Hunt a Dumping Ground Stand
In farm country, head for a strip or pocket of timber that borders a corn or bean field. Inside those woods, look for an inner structure where two or three ridges and draws converge and peter out into a creek bottom. The thicker the cover in the draws and down in the bottom, the better. With food, water and bedding, a spot like this is a dumping ground for whitetails that come and go.
You can set a treestand or ground blind on a ridge side that looks down into the convergence of the hills and draws. Or, since most of you will hunt with a gun this weekend, you can go old-school and simply wait against a tree with good visibility and shooting lanes into the bottom. Camp out here for two or three days and I can almost guarantee you'll see a buck. Making the shot is up to you.
Revert To a Rut Corridor
By late November, bucks are tired and beaten down from the frenzy of peak rut, but they still run on a last jolt of testosterone. Many bucks continue to blaze rubs, so look for fresh ones.

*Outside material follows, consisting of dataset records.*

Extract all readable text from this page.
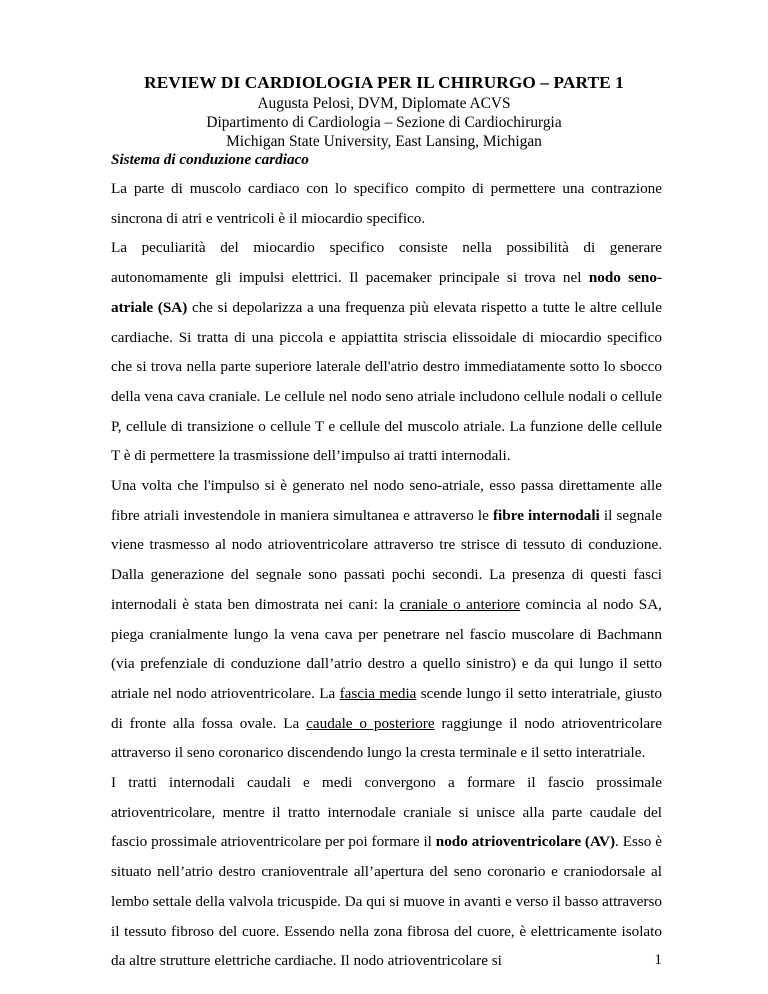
REVIEW DI CARDIOLOGIA PER IL CHIRURGO – PARTE 1
Augusta Pelosi, DVM, Diplomate ACVS
Dipartimento di Cardiologia – Sezione di Cardiochirurgia
Michigan State University, East Lansing, Michigan
Sistema di conduzione cardiaco

La parte di muscolo cardiaco con lo specifico compito di permettere una contrazione sincrona di atri e ventricoli è il miocardio specifico.

La peculiarità del miocardio specifico consiste nella possibilità di generare autonomamente gli impulsi elettrici. Il pacemaker principale si trova nel nodo seno-atriale (SA) che si depolarizza a una frequenza più elevata rispetto a tutte le altre cellule cardiache. Si tratta di una piccola e appiattita striscia elissoidale di miocardio specifico che si trova nella parte superiore laterale dell'atrio destro immediatamente sotto lo sbocco della vena cava craniale. Le cellule nel nodo seno atriale includono cellule nodali o cellule P, cellule di transizione o cellule T e cellule del muscolo atriale. La funzione delle cellule T è di permettere la trasmissione dell’impulso ai tratti internodali.

Una volta che l'impulso si è generato nel nodo seno-atriale, esso passa direttamente alle fibre atriali investendole in maniera simultanea e attraverso le fibre internodali il segnale viene trasmesso al nodo atrioventricolare attraverso tre strisce di tessuto di conduzione. Dalla generazione del segnale sono passati pochi secondi. La presenza di questi fasci internodali è stata ben dimostrata nei cani: la craniale o anteriore comincia al nodo SA, piega cranialmente lungo la vena cava per penetrare nel fascio muscolare di Bachmann (via prefenziale di conduzione dall’atrio destro a quello sinistro) e da qui lungo il setto atriale nel nodo atrioventricolare. La fascia media scende lungo il setto interatriale, giusto di fronte alla fossa ovale. La caudale o posteriore raggiunge il nodo atrioventricolare attraverso il seno coronarico discendendo lungo la cresta terminale e il setto interatriale.

I tratti internodali caudali e medi convergono a formare il fascio prossimale atrioventricolare, mentre il tratto internodale craniale si unisce alla parte caudale del fascio prossimale atrioventricolare per poi formare il nodo atrioventricolare (AV). Esso è situato nell’atrio destro cranioventrale all’apertura del seno coronario e craniodorsale al lembo settale della valvola tricuspide. Da qui si muove in avanti e verso il basso attraverso il tessuto fibroso del cuore. Essendo nella zona fibrosa del cuore, è elettricamente isolato da altre strutture elettriche cardiache. Il nodo atrioventricolare si	1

While bucks generally don't paw scrapes this late, at least not heavily, they do cruise back through creek bottoms and draws where they scraped and rubbed trees weeks ago, and where they made contact with hot does back then. Go back and hunt a stand that you hung in a sign-blazed funnel earlier in November, and you might catch a buck working it now.
Switch It Up
In most regions rifles have cracked for a week or more by now, and the hoard of gun hunters that flood the woods over Thanksgiving will only triple the heat on deer. Numerous studies have shown that whitetails do not flee pressure by leaving their home ranges entirely. Rather, most bucks continue to live in the same general areas, but they do seek out thick, hidden spots where few if any people ever hunt.
That is why switching it up is so important now. Think out of the way. A beaver swamp beside a gravel road, a 3-acre thicket behind a neighbor's barn, a deserted, overgrown hog lot just down the road on an abandoned farm … any hidden little spot like that is where an old 8- or 10-pointer might hide in hopes of riding out the season. Find such a spot, hang a treestand on the downwind edge of it, and hunt it through Sunday.
Lastly, if you have a few vacation days left and have an understanding boss, push it and take off November 29 through December 1 or 2. Late in the season and during the weekdays, you'll have the woods pretty much to yourself, even on most public lands. Bucks that hunkered down in the pressure of Thanksgiving week will feel a little more secure moving a bit, and you might get one yet.